There is no error in an instruction on a trial for murder that the intent necessary to constitute malice aforethought need not have existed for any particular time before the act of killing, but that it may spring up at the instant, and may be inferred from the fact of killing.
The language objected to in the sixth assignment of error is nothing more than the statement, in another form, of the familiar proposition that every man is presumed to intend the natural and probable consequences of his own act.
Mere provocative words, however aggravating, are not sufficient to reduce a crime from murder to manslaughter.
To establish a case of justifiable homicide, it must appear that the assault made upon the prisoner was such as would lead a reasonable person to believe that his life was in peril.
There was no error in the instruction that the prisoner was bound to retreat as far as he could before slaying his assailant. Beard v. United States,
Flight of the accused is competent evidence against him as having a tendency to establish guilt, and an instruction to that effect in substance is not error, although inaccurate in some other respects which could not have misled the jury.

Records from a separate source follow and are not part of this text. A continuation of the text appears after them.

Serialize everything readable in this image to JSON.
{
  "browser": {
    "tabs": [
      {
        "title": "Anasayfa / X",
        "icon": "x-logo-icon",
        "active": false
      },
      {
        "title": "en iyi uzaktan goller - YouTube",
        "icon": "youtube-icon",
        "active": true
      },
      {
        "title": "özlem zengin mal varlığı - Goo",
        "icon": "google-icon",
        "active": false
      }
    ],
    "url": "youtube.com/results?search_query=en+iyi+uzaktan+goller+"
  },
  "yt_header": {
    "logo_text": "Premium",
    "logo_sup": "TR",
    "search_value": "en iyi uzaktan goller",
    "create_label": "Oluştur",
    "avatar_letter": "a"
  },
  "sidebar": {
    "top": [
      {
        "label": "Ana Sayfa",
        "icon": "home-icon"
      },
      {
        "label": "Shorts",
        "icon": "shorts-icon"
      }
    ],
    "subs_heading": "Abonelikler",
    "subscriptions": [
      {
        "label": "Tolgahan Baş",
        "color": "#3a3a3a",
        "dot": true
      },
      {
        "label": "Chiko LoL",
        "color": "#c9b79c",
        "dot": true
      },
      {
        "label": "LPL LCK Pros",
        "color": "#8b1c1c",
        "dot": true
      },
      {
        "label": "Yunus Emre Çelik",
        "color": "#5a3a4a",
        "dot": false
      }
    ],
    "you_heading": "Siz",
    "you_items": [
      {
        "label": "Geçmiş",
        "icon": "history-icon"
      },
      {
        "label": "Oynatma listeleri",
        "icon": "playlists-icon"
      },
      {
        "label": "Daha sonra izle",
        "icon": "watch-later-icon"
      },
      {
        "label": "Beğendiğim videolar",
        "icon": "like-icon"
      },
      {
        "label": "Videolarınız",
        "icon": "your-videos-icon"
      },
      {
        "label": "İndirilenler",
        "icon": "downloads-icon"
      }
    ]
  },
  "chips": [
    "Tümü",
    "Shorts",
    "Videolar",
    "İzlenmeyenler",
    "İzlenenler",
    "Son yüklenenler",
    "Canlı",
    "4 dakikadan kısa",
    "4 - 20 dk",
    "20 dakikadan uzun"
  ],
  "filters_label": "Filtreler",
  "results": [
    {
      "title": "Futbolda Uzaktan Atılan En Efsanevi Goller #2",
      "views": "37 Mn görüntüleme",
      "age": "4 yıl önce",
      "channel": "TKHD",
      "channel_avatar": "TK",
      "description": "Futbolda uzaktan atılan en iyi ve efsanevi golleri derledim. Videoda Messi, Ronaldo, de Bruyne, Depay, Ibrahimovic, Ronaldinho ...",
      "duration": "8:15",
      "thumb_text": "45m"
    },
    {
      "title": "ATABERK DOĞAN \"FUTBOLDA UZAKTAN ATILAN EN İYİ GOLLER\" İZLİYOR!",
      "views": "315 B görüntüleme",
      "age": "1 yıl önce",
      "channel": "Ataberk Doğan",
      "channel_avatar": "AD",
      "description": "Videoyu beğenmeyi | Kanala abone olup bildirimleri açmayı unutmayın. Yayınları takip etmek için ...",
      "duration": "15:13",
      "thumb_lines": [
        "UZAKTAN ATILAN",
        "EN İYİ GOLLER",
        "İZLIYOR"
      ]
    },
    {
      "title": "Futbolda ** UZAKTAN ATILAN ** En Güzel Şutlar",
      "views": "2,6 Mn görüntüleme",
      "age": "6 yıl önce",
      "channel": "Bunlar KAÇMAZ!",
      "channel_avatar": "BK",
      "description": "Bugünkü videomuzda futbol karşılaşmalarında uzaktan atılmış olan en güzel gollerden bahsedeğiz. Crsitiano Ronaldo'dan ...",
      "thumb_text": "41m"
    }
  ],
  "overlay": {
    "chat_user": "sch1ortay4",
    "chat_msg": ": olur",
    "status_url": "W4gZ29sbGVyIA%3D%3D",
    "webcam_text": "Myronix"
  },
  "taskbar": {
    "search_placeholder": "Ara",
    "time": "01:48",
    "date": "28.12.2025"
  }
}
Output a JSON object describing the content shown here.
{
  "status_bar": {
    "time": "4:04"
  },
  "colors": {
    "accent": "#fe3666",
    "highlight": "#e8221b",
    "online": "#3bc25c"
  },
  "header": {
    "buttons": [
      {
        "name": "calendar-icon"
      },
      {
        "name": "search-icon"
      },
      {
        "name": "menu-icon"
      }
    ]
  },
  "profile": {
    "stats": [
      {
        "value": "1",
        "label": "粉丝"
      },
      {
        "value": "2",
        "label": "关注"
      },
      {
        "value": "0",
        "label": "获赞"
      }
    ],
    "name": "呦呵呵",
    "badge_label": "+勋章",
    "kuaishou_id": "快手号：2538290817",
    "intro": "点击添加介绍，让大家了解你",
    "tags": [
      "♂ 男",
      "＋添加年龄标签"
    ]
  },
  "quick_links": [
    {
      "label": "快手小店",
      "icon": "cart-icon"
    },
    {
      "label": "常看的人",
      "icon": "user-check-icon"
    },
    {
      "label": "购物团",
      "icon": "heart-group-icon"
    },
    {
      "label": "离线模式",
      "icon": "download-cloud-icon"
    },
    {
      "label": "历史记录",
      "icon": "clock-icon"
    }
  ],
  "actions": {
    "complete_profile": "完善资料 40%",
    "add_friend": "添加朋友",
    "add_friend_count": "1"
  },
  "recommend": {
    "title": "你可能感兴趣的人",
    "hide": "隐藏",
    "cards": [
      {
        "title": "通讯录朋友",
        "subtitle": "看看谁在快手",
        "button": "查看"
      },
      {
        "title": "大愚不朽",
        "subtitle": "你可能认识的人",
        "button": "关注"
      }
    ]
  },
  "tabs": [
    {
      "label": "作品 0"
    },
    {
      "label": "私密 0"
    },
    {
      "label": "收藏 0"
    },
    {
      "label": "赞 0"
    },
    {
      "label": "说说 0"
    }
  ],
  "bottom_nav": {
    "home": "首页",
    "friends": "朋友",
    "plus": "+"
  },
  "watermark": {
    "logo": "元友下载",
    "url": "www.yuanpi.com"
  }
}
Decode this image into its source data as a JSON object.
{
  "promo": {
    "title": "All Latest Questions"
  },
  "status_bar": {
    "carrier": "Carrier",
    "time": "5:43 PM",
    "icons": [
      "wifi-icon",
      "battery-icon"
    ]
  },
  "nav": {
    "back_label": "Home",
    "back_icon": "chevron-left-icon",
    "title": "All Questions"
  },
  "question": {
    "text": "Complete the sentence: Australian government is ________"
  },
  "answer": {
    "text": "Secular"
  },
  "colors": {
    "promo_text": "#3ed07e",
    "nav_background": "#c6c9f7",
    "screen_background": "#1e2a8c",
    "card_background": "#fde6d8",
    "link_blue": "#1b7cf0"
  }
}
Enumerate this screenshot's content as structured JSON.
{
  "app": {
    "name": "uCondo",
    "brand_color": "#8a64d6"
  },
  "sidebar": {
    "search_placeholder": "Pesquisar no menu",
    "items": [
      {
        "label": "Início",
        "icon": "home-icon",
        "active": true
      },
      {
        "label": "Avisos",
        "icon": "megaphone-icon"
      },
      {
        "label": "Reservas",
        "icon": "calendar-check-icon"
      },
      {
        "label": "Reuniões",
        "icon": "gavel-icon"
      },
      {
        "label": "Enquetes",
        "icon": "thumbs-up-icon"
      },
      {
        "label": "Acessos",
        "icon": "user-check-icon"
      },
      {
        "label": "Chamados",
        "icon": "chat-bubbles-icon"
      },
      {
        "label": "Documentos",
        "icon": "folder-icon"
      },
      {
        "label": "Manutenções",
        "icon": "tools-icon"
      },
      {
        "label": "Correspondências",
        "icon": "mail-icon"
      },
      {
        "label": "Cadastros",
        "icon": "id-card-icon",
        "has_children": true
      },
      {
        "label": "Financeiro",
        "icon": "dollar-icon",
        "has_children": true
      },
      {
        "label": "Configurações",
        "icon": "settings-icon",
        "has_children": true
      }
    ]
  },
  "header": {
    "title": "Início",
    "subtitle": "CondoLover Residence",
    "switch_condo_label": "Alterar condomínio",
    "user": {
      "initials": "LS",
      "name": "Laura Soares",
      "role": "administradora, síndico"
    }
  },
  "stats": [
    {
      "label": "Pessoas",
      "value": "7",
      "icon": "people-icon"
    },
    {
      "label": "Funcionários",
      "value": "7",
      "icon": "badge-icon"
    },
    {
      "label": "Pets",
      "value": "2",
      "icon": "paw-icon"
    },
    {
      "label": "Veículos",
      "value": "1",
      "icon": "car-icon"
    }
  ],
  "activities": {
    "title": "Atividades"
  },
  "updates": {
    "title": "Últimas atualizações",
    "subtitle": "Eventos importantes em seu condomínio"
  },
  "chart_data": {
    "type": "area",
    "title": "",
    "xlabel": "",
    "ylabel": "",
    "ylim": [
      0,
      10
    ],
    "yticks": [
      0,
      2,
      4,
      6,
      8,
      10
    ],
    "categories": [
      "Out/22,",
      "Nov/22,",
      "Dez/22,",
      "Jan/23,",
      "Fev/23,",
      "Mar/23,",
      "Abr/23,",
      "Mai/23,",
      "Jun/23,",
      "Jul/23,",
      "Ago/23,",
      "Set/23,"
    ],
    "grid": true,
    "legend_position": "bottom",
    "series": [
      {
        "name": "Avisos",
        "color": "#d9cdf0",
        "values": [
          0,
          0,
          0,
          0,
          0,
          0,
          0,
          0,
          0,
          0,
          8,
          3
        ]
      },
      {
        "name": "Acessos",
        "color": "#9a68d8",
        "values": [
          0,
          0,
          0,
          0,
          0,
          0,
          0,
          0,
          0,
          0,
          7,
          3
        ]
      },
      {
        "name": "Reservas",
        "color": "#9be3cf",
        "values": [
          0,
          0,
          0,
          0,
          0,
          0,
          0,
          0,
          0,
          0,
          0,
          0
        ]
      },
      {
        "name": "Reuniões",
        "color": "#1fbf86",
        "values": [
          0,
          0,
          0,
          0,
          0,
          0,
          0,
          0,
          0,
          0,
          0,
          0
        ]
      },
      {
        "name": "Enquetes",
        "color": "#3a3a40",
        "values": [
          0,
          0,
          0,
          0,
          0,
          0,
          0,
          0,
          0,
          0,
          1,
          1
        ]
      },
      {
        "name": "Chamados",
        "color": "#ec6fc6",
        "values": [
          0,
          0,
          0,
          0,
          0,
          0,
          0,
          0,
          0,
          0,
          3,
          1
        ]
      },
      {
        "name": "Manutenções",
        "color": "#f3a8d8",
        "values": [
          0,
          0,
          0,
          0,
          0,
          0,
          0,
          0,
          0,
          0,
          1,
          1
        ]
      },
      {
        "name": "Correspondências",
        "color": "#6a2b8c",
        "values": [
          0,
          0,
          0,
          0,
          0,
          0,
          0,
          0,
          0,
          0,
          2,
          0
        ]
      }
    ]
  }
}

The refusal to charge that where there is a probability of innocence, there is a reasonable doubt of guilt is not error when the court has already charged that the jury could not find the defendant guilty unless they were satisfied from the testimony that the crime was established beyond a reasonable doubt.
The seventeenth and eighteenth assignments were taken to instructions given to the jury after the main charge was delivered, and when the jury had returned to the court, apparently for further instructions. These instructions were quite lengthy and were, in substance, that in a large proportion of cases, absolute certainty could not be expected; that, although the verdict must be the verdict of each individual juror, and not a mere acquiescence in the conclusion of his fellows, yet they should examine the question submitted, with candor and with a proper regard and deference to the opinions of each other; that it was their duty to decide the case if they could conscientiously do so; that they should listen, with a disposition to be convinced, to each other's arguments; that if much the larger number were for conviction, a dissenting juror should consider whether his doubt was a reasonable one which made no impression upon the minds of so many men, equally honest, equally intelligent with himself. If, upon the other hand, the majority was for acquittal, the minority ought to ask themselves whether they might not reasonably doubt the correctness of a judgment which was not concurred in by the majority. Held that there was no error.
The facts constituting the offence for which Allen was indicted are set forth in Allen v. United States,150 U. S. 551, and 157 U. S. 157 U.S. 675. The rulings passed upon in the present case are stated in the opinion of the Court.